Un grupo del Instituto Biosanitario ibs.Granada valida la técnica llamada pooling que aumenta la eficiencia para detectar la infección de SARS COV-2
Los investigadores del ibs.Granada que han validado la técnica de PCR masivo |
El grupo de investigación de resistencias a antiretrovirales del Instituto Biosanitario ibs.Granada ha coordinado, junto al grupo de Microbiología del Hospital Universitario de Santiago de Compostela, un estudio multicéntrico que consiste en analizar las muestras recogidas de forma nasofaríngea por grupos, con la intención de aumentar la eficiencia del diagnóstico por infección de SARS COV-2. La técnica, llamada pooling, consiste en procesar grupos de muestras, en lugar de muestras individuales, mediante PCR en tiempo real.
En este estudio se han procesado 342 grupos de 10 muestras individuales y 11 grupos de 9 muestras individuales, encontrando que 253 grupos (2519 muestras) fueron negativos y 99 grupos (990 muestras) fueron positivos. El total de muestras positivas fue de 241 muestras, solo un 6,85% de todos los participantes del estudio, por lo que esta estrategia de agrupación habría ahorrado 2167 pruebas de PCR.

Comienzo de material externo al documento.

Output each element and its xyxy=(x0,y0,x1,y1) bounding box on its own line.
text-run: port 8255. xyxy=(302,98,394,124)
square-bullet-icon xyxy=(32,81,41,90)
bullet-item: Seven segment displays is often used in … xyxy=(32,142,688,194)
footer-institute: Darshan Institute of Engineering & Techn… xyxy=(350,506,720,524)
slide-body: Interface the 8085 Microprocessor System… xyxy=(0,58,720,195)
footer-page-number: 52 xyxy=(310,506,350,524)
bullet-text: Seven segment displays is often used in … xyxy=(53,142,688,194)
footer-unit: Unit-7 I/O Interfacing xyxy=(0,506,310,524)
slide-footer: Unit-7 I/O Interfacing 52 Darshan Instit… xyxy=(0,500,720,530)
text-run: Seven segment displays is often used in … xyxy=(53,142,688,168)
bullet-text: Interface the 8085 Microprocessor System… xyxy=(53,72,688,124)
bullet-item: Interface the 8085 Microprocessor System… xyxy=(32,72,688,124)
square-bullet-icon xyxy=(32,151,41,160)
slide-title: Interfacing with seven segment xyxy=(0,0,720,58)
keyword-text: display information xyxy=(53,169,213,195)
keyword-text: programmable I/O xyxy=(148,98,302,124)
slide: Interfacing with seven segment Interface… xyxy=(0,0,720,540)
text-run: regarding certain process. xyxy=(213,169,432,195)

Esta técnica ha mostrado ser muy eficiente, pero cuando la prevalencia es muy alta no resulta tan útil para determinar la infección por SARS COV-2. Solo resulta óptimo emplearla cuando la prevalencia poblacional no excede del 10%. De esta forma, el tamaño del pool, es decir, de la agrupación, va a depender de la incidencia que haya en ese momento.
Esta investigación, liderado por el doctor Federico García, investigador principal del grupo y Microbiólogo del Hospital Universitario Clínico San Cecilio, ha mostrado una alta eficiencia en el diagnóstico con la agrupación de muestras en comparación con el análisis individual, demostrando en todos los casos un excelente rendimiento en términos de sensibilidad, especificidad y capacidad predictiva tanto si el resultado es positivo, como negativo.
En este momento la incidencia actual en Granada es inferior al 10%, por lo que se pueden realizar pooles de 10 muestras individuales. De esta forma, la capacidad de procesamiento de las muestras por PCR para obtener unos resultados puede aumentar hasta 10 veces.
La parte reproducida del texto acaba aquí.